Mensen denken menselijk.

Zoals alle levende organismen zijn ook mensen geconditioneerd om op een welbepaalde manier te denken en te handelen. Die conditionering is gedeeltelijk aangeboren en gedeeltelijk het gevolg van opvoeding en opgedane ervaring.

Al ons doen en laten wordt gestuurd vanuit ons denken, zij het dat de meeste zaken onbewust gebeuren. Wij denken en handelen patroonmatig volgens welbepaalde principes. Deze conditionering is noodzakelijk om zich te kunnen handhaven als levend wezen. Maar de keerzijde van de medaille is dat zij ons denken en handelen zeer ingrijpend beperkt.

De normale gang van zaken is dus in een aantal situaties een handicap. Wie buiten het patroonmatige kan denken en handelen verbreedt enorm zijn of haar visie op de dingen en de capaciteit om oplossingen te vinden voor uiteenlopende problemen.

“Creatief denken”, “lateraal denken”, out of the box denken”… zijn verschillende vlaggen die dezelfde lading dekken: de mogelijkheid om uit het carcan van het geconditioneerde denken te breken. Neen, dat is niet uitsluitend weggelegd voor een beperkt groepje verlichte geesten. Ja, iedereen kan leren hoe denkpatronen kunnen worden herkend en doorbroken.

Toch gebeurt het niet op grote schaal, integendeel! “Het volk” houdt zich bij voorkeur verre van experimenteren. Hoe dat komt? Dat is niet alleen een kwestie van gemakzucht maar ook van sociale verplichting. Wij zijn allen opgevoed met absoluut respect voor discipline. In ons ingewikkeld samenlevingsmodel hebben wij bevoegdheden gedelegeerd naar specialisten. Die moeten hun werk kunnen doen. Dat kan alleen als iedereen in de pas loopt en beantwoordt aan de algemeen gestelde verwachtingen.

Ziedaar al één vorm van patroonmatig denken: wij denken zelf niet meer na over de meeste dingen want wij hebben die bevoegdheid gedelegeerd.

Keren we terug naar ‘het’ basisprincipe van de samenleving: de gemeenschap zijn “wij”. De verantwoordelijkheid voor het goed functioneren ervan is “onze” verantwoordelijkheid. Delegeren betekent niet “er zich vanaf maken”.

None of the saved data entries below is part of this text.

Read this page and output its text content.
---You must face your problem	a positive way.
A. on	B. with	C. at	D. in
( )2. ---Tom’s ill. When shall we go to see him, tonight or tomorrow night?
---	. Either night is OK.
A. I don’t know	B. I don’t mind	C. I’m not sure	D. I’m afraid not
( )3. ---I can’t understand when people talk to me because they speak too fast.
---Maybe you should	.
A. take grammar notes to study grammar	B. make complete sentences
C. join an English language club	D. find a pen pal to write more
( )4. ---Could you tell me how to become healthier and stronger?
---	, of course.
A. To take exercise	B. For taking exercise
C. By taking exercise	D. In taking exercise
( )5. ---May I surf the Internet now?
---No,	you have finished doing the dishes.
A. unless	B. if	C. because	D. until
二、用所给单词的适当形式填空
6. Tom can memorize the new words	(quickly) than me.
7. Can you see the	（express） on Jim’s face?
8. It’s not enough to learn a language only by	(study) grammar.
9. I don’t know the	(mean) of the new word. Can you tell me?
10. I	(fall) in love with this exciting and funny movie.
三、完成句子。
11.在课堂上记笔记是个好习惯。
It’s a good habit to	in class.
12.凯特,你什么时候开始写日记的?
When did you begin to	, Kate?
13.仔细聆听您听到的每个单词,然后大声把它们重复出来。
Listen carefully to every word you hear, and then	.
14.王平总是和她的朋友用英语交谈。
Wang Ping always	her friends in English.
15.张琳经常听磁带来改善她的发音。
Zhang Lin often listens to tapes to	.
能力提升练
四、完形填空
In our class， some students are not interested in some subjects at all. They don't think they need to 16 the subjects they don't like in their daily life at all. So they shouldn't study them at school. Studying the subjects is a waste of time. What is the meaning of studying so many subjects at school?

Iedereen kan creatief denken en zijn.

Wij zijn het alleen niet gewoon, ergo wij zijn het afgeleerd. Vanaf onze geboorte leren wij algoritmes van “hoe doe je dat”. Procedures die hun succes hebben bewezen, blijven we gebruiken. Alles wat we zien, horen en doen wordt door onszelf en onze omgeving meteen geëvalueerd en weerhouden of verworpen. Naar alternatieve oplossingen zoeken we pas als de geijkte oplossingen te kort schieten. Wij beperken ons doen en laten tot bekend en beproefd terrein.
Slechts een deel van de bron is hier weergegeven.